Opóźnienia samolotów i pociągów

Do południa z warszawskiego Okęcia nie startowały żadne samoloty. Kilka maszyn, które w nocy miały lądować we Wrocławiu, zostało zmuszonych do lądowania w Warszawie czy Katowicach. Rano samoloty albo miały wielogodzinne opóźnienia, albo też w ogóle nie startowały.

Z dużymi kłopotami jeżdżą pociągi. Kolejarze starają się na bieżąco usuwać wszystkie awarie, ale i tak są duże opóźnienia. Najpoważniejszy wypadek wydarzył się na liniiNowy Targ - Zakopane. Tam na tory przewrócił się słup wysokiego napięcia. W samym Zakopanem wichura nie wyrządziła zbyt wielkich szkód. Uszkodziła tylko jeden samochód i tylko jeden dach. Prędkość wiatru w mieście dochodziła do 90 km/godz., a w obserwatorium na Kasprowym Wierchu - 160 km/godz.

Kiedy poprawa pogody? Eksperci twierdzą, że już dziś po południu. Wichura zacznie słabnąć, ale nie wszędzie.
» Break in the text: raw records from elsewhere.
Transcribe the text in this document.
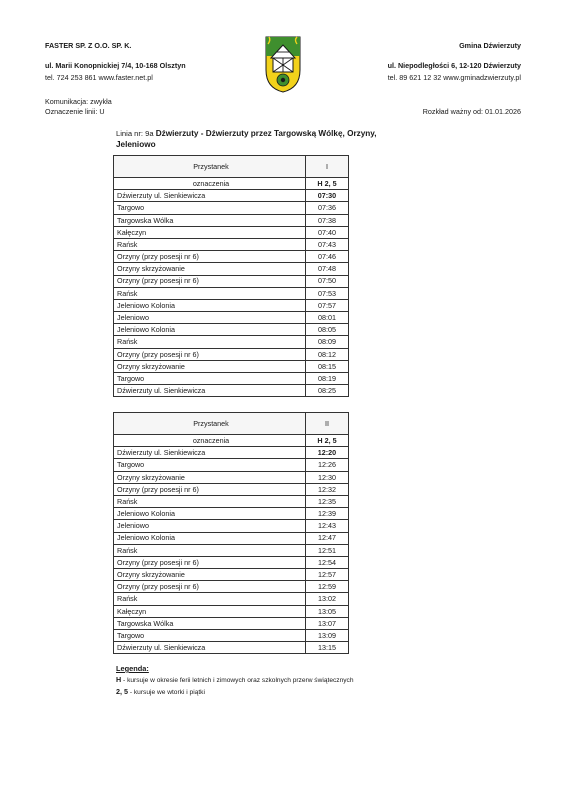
FASTER SP. Z O.O. SP. K.
ul. Marii Konopnickiej 7/4, 10-168 Olsztyn
tel. 724 253 861 www.faster.net.pl
Gmina Dźwierzuty
ul. Niepodległości 6, 12-120 Dźwierzuty
tel. 89 621 12 32 www.gminadzwierzuty.pl
Komunikacja: zwykła
Oznaczenie linii: U	Rozkład ważny od: 01.01.2026
Linia nr: 9a Dźwierzuty - Dźwierzuty przez Targowską Wólkę, Orzyny, Jeleniowo
Przystanek	I
oznaczenia	H 2, 5
Dźwierzuty ul. Sienkiewicza	07:30
Targowo	07:36
Targowska Wólka	07:38
Kałęczyn	07:40
Rańsk	07:43
Orzyny (przy posesji nr 6)	07:46
Orzyny skrzyżowanie	07:48
Orzyny (przy posesji nr 6)	07:50
Rańsk	07:53
Jeleniowo Kolonia	07:57
Jeleniowo	08:01
Jeleniowo Kolonia	08:05
Rańsk	08:09
Orzyny (przy posesji nr 6)	08:12
Orzyny skrzyżowanie	08:15
Targowo	08:19
Dźwierzuty ul. Sienkiewicza	08:25
Przystanek	II
oznaczenia	H 2, 5
Dźwierzuty ul. Sienkiewicza	12:20
Targowo	12:26
Orzyny skrzyżowanie	12:30
Orzyny (przy posesji nr 6)	12:32
Rańsk	12:35
Jeleniowo Kolonia	12:39
Jeleniowo	12:43
Jeleniowo Kolonia	12:47
Rańsk	12:51
Orzyny (przy posesji nr 6)	12:54
Orzyny skrzyżowanie	12:57
Orzyny (przy posesji nr 6)	12:59
Rańsk	13:02
Kałęczyn	13:05
Targowska Wólka	13:07
Targowo	13:09
Dźwierzuty ul. Sienkiewicza	13:15
Legenda:
H - kursuje w okresie ferii letnich i zimowych oraz szkolnych przerw świątecznych
2, 5 - kursuje we wtorki i piątki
Wciąż groźnie może być na Podhalu (80 km/godz.) i w Tatrach (120 km/godz.). Dlatego na baczności powinni się mieć turyści. W górach obowiązuje drugi stopień zagrożenia lawinowego. Zamknięte są szlaki na Giewont od Doliny Strążyskiej i przez Świstówkę do Doliny Pięciu Stawów.